Однако не только заморские гости впервые попадали в письменные документы. Распространение гуманизма увеличило число тех, кто умел читать и писать, и отделило эти навыки от религиозного призвания, предоставив грамотным людям возможность прокладывать свой путь в мире. Это не для всех стало однозначным благом, поскольку растущая социальная значимость грамотности не всегда быстро трансформировалась в достаточно квалифицированную работу для таких образованных людей. Среди огромного разнообразия занятий, которые Дамиан упомянул в своем описании Лиссабона, самой интригующей, пожалуй, является работа людей, сидевших за столами в центре площади Пелоуринью-Велью (Площадь Старого позорного столба).

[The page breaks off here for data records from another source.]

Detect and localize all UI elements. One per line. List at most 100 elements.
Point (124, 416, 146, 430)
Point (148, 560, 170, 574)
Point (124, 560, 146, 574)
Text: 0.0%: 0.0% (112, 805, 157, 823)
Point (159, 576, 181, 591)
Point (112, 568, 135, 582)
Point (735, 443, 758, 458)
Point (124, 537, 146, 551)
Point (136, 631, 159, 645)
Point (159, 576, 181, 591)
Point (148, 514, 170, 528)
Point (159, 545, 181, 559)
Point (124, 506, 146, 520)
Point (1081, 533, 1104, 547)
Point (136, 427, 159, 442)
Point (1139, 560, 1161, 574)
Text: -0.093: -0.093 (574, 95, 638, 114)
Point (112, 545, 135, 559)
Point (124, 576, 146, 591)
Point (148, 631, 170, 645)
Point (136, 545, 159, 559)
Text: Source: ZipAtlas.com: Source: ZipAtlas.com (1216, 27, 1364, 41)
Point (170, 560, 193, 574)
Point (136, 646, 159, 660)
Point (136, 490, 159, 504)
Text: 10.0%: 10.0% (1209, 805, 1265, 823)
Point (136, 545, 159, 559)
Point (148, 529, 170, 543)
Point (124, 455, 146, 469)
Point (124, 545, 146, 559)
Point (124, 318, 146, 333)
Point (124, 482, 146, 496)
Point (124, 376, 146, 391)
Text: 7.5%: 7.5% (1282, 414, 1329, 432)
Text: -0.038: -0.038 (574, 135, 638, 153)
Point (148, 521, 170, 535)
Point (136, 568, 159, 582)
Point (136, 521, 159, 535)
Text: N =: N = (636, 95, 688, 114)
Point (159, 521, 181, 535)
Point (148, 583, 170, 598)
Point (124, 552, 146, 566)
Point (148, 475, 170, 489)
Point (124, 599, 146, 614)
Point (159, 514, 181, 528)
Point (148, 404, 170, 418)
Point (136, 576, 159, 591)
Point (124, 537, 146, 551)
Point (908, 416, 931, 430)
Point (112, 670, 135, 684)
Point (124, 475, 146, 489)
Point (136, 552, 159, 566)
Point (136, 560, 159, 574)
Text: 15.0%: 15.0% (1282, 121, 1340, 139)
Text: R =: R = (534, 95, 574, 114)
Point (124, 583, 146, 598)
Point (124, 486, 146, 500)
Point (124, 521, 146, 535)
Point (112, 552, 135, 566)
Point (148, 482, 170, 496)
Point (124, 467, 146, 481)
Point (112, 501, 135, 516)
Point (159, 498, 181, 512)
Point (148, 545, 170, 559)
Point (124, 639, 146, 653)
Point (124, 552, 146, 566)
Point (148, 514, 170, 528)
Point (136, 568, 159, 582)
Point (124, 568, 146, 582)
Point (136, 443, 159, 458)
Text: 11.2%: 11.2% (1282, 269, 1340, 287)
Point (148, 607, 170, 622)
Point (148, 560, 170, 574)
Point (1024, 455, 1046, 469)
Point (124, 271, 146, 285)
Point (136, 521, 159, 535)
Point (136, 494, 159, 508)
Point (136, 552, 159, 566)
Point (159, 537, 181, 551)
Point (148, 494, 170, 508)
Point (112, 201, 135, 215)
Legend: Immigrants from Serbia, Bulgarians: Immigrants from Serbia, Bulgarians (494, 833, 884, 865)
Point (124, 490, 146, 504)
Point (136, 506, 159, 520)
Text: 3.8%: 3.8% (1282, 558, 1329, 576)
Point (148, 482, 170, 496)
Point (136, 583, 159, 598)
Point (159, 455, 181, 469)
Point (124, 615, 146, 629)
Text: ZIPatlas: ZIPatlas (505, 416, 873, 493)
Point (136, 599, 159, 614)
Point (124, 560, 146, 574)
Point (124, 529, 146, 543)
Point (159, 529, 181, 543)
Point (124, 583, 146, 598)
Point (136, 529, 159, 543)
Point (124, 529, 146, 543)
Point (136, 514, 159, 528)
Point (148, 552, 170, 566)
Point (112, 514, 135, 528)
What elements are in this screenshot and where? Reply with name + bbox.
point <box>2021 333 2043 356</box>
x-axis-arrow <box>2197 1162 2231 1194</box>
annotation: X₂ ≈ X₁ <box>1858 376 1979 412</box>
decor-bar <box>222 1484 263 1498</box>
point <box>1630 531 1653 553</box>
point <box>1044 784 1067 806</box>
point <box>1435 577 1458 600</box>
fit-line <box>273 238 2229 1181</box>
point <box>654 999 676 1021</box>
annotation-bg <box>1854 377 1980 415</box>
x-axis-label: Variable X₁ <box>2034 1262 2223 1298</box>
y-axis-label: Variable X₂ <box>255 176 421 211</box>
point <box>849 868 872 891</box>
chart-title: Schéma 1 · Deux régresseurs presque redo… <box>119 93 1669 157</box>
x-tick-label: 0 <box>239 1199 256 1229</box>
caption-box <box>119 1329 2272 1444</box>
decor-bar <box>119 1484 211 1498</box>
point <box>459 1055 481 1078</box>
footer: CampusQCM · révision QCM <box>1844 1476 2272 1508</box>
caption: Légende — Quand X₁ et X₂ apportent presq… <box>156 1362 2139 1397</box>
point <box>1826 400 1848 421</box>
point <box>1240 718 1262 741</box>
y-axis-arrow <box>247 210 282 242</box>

При всей странности расположения конторы на улице эти люди ничем внешне не отличаются от нотариусов или клерков – просто у них нет официальной должности. Они зарабатывают на хлеб тем, что выслушивают своих клиентов и составляют документы для тех, кто не может сделать это сам; обширный список Дамиана включает деловую переписку, любовные письма, молитвы, хвалебные и порицательные речи, выступления на похоронах, прошения, ходатайства, стихи, праздные размышления и всевозможные вещи, какие только можно записать, причем каждому тексту писец придавал свой собственный стиль. Сообщения, которые создавали эти люди как для других, так и для себя, представляли, по сути, вселенную, параллельную миру официальных документов и указов – архив общественной жизни, который показывал Лиссабон гораздо более хаотичным и грязным, нежели стремились фиксировать хронисты, подобные Дамиану[34].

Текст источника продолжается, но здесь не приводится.